Heera Shenoy T, Remash K, Sheela Shenoy T
Background: Stress and depression, occurring together during pregnancy, can have seriously adverse outcomes on the mother, the foetus and her newborn. It can lead to low birth weight, preterm births and foetal growth restriction on the one hand and neuro-psychological effects such as anxiety during pregnancy and puerperium on the other. Objectives: This research was aimed at analysing the determinants of both depression and stress, using Edinburgh Postnatal Depression Scale (EPDS) and Perceived Stress Scale (PSS) among postnatal women in Kerala. Methods: A total of 119 women between 2 to 6 weeks of postpartum period were subjected to 10-point EPDS and PSS questionnaires. Screening and diagnosis of postpartum stress were based on Perceived Stress Scale (PSS), and graded as ‘mild’ (0-13), ‘moderate’ (14-26) or ‘severe’ (27-40). EPDS >13 was used to screen the patients with depressive symptoms. Results: The proportion of mothers with moderate depression and stress was 26.05% Young age at marriage (p value-0.013), love marriage (p value-0.05), low self-esteem (p value - 0.001), and inadequate relationship with the in-laws (p value-0.001) and parents were strong predictors. The gestational age at delivery was 1.17 weeks earlier in PND mothers which was statistically significant and babies born to these mothers weighed 228 grams lighter than non-depressed mothers. The gender of the newborn, fear of and/or preference for a particular gender and order of female child in multiparous woman had no association in determining postnatal stress and PND. Mothers with childcare stress (p value - 0.002), familial and personal history of depression and psychiatric illness (p value - 0.001) had greater chances of developing PND and stress.

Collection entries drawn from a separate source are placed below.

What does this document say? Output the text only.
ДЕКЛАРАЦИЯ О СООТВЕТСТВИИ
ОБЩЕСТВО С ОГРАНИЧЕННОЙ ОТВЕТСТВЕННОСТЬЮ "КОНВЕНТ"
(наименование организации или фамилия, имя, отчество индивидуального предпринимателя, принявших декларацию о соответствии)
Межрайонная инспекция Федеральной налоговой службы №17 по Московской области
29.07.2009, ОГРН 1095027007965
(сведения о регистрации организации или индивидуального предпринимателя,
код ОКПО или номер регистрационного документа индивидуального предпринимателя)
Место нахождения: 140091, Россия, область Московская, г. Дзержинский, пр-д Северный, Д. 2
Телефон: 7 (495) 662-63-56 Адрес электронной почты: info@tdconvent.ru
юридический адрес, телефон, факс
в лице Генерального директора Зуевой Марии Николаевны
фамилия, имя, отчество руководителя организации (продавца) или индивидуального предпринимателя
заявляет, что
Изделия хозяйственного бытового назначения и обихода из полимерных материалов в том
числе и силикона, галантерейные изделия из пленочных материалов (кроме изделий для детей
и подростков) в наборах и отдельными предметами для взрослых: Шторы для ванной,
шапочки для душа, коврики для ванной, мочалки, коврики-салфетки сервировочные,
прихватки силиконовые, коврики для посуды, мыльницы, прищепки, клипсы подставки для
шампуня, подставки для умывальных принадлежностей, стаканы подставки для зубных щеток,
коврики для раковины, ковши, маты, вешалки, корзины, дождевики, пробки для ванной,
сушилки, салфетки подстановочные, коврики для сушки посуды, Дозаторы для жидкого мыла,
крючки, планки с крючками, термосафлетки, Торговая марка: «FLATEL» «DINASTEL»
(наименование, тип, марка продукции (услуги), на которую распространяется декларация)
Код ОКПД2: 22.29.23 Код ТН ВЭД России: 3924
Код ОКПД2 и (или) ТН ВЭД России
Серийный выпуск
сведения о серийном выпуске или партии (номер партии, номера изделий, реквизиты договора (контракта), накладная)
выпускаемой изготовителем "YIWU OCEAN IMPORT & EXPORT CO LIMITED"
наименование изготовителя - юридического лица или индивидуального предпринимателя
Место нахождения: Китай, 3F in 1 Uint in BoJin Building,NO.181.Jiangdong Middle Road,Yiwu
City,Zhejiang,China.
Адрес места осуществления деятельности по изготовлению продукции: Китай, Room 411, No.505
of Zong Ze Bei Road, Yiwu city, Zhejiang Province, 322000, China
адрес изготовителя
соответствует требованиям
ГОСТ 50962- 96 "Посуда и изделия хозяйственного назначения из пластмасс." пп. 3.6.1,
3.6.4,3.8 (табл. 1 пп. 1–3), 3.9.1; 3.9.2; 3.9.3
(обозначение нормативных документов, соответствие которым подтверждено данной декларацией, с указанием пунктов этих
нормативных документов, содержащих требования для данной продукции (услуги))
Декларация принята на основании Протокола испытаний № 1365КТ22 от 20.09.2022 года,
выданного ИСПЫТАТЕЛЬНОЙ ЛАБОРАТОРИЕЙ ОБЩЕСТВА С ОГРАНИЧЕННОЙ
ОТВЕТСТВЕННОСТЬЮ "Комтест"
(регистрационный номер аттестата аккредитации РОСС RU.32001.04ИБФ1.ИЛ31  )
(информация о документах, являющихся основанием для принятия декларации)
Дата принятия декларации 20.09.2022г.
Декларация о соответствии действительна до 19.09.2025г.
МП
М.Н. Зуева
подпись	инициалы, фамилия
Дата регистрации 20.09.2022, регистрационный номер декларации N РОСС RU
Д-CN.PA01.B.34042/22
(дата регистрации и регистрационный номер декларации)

Conclusions: Gestational age at birth and caesarean delivery were significant determinants. Women with low self- esteem and poor support from family had the risk of developing depression. Therefore it is recommended that PND screening should be an integral part of postnatal care. Mothers with a history of depressive illness need to be screened early in antenatal period. Timely detection should be made and adequate counselling offered to the mothers who are screened positive.